Мужчина, лет сорока, убирал бумаги в небольшой сейф, стоящий у его стола.
– Можно? – я тихо прикрыла дверь за собой. Врач обернулся, поправляя квадратные очки в аккуратной оправе и быстро закрывая дверцу сейфа, – доктор Гивори, если не ошибаюсь?
– Доброго утра, – кивнул он, бросая ключ на стол и усаживаясь в высокое кожаное кресло, – чем могу быть полезен? – мужчина указал на стул у стола, а я в этот момент обратила внимание на его руку: ладонь была перебинтована, а сам бинт уже поалел от крови
– Спасибо, – я быстро прошла вперед и осторожно опустилась в кресло, под пристальным взглядом мужчины. Затем изящно достала из кармана одну из последних визиток и протянула ее доктору, – Штефани Шайер, журналист. Я бы хотела задать Вам пару вопросов.
Мужчина кивнул и внимательно изучил визитную карточку, о чем-то напряженно думая. Большие часы на стене громко цокали, с улицы через открытое окно доносились обрывки чьего-то разговора.
– Я описывали Вас несколько иначе.

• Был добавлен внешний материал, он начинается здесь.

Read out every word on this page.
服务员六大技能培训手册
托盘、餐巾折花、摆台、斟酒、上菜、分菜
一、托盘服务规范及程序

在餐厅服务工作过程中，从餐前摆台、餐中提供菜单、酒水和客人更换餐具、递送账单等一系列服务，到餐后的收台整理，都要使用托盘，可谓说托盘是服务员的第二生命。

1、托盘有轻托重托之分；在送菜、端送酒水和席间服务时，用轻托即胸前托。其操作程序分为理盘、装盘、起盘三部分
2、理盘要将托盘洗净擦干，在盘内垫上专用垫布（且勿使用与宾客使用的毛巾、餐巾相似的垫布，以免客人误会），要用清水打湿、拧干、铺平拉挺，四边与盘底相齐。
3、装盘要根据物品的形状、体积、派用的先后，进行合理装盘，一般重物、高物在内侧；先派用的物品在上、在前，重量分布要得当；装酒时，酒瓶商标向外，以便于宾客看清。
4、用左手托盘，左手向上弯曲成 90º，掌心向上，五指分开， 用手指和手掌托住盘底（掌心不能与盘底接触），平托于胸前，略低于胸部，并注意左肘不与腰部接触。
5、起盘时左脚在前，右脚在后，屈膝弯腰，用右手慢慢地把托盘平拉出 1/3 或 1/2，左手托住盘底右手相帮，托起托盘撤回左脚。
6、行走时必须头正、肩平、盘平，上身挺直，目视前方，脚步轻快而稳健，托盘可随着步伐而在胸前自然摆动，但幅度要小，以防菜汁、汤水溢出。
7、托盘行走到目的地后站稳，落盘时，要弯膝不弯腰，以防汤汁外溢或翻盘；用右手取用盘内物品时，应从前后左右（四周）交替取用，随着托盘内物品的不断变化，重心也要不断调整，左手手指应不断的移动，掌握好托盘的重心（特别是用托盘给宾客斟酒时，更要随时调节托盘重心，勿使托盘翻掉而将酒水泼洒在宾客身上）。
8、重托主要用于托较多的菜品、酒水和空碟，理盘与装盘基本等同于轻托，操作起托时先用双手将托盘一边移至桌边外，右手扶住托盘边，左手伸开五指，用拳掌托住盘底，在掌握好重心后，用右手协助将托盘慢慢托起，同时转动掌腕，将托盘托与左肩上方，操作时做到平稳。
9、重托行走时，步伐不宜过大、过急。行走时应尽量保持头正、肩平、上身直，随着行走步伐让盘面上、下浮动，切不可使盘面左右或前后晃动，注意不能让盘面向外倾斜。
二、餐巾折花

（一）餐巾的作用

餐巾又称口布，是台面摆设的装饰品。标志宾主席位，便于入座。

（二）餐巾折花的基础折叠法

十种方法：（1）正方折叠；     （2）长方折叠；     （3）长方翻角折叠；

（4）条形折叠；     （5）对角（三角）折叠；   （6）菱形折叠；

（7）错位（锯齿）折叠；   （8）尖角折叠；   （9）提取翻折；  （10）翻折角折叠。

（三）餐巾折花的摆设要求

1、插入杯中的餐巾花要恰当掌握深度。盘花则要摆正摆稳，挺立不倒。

Впрочем, это не играет роли, – он небрежно отбросил визитку, пока я испытующе изучала интерьер кабинета. – Врачебная этика не позволяет мне разглашать тайны моих пациентов, – сухо заметил Гивори, – я надеюсь, Вы помните это.
– О, безусловно! – я улыбнулась, посмотрев на него, – не переживайте, мне нет дела до конкретных личностей. Я прибыла к вам совершенно по иному вопросу.
– Я помню,– мужчина издал короткий смешок, – к сожалению, с утра меня оповестили о том, что все материалы о вспышке неизвестного нам заболевания не должны предаваться огласке, – он бросил короткий взгляд сначала в угол кабинета, где я увидела небольшую камеру, на которой горел зеленый индикатор, а затем на сейф, и этого было достаточно, чтобы понять, что именно хранится под замком. – Как вы понимаете, это была далеко не просьба, а разглашение будет иметь серьезные последствия, – он на секунду замолчал. Затем сказал якобы разочаровано, но глаза его выдавали важность этих слов. – Хочу Вас разочаровать, кроме прежне уже озвученных гипотез и предположений Вы не узнаете нечего.